At the hearing held on February 24, 1993, the parties argued the merits of the writ. The court stated that the only factual issue “about which reasonable people may differ” is whether EDP Hospital which was owed money by Bronx-Lebanon Hospital was an alter ego of EDP Medical which owed the Board the backpay award. The court then invited the parties to present any evidence concerning that issue, although stating that the record so far favored the Board. Counsel for the respondents offered to testify about a conversation which he alleges did not take place as claimed by the Board, but neither party offered other evidence in light of the court’s indication of its finding. The court then stated that evidence about the conversation in which counsel for the respondents allegedly threatened to put EDP Hospital in bankruptcy and set up another alter ego company to prevent any tracing of EDP Medical’s liability was not necessary for ruling on the writ.

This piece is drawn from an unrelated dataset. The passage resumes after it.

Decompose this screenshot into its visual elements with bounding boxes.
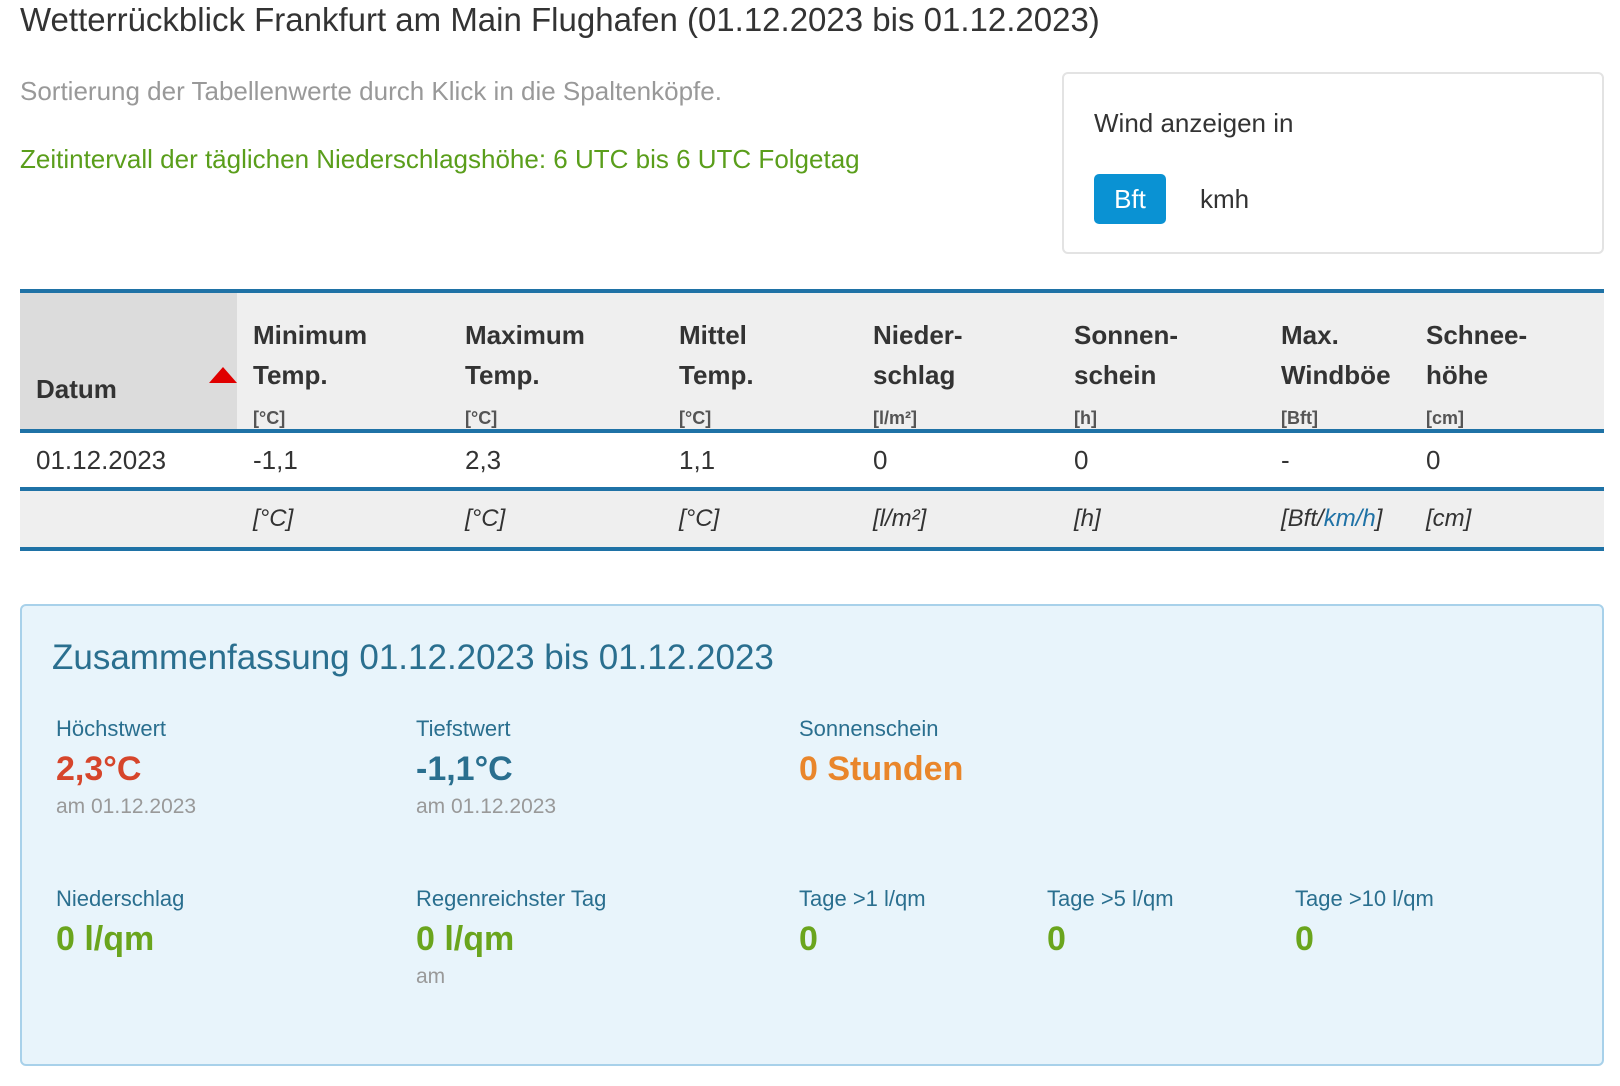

The court issued an order on March 10, 1993, in which it denied the respondents’ motion to vacate the writ.

II. ANALYSIS

The respondents raise several issues which they argue mandate a reversal of the district court’s order. First they argue the FDCPA does not apply in this case because the Board cannot use the Act to recover backpay awards. Next they claim the Act is unconstitutional because they were not given notice and an opportunity to be heard before the writ was ordered. They then argue certain procedural requirements of the Act were not satisfied. Finally they claim the proceedings should have been automatically stayed because of the bankruptcy petition.

A. Jurisdiction

Our first consideration is whether we have jurisdiction over the appeal, even [954]*954though neither party contests it. Ordinarily, a provisional remedy is only part of a case which remains before the court. Thus any order denying a motion to vacate the provisional remedy is not appealable until the resolution of the merits of the underlying case. See Swift & Co. Packers v. Compania Colombiana del Caribe, S.A., 339 U.S. 684, 689, 70 S.Ct. 861, 865, 94 L.Ed. 1206 (1950) (dictum) (order dissolving prejudgment attachment appealable while order upholding attachment would not be); H & S Plumbing Supplies, Inc. v. BancAmerica Commercial Corp., 830 F.2d 4, 6 (2d Cir.1987) (denial of motion to vacate a prejudgment attachment not appealable); West v. Zurhorst, 425 F.2d 919, 921 (2d Cir.1970); 11 Charles A. Wright & Arthur R. Miller, Federal Practice and Procedure § 2936 (1973 & Supp.1993). After the court denied the motion in this case, however, there was nothing left of the litigation in the district court. The ultimate issue whether EDP Hospital is liable for EDP Medical’s debts will be decided by the District of Columbia Circuit after the Board’s supplemental proceedings. Therefore, we are satisfied that the order appealed from is a final decision in the ease, and we have jurisdiction under 28 U.S.C. § 1291.

B. The FDCPA

The FDCPA allows the United States to recover a judgment on a debt owed to it or to obtain a remedy in connection with such a claim before judgment on the debt. 28 U.S.C. § 3001(a). A debt under the Act means “an amount that is owing to the United States on account of a direct loan,” id. § 3002(3)(A), or on account of a “fee, duty, lease, rent, service, sale of real or personal property, overpayment, fine, assessment, penalty, restitution, damages, interest, tax, bail bond, or other source of indebtedness to the United States.” Id. § 3002(3)(B).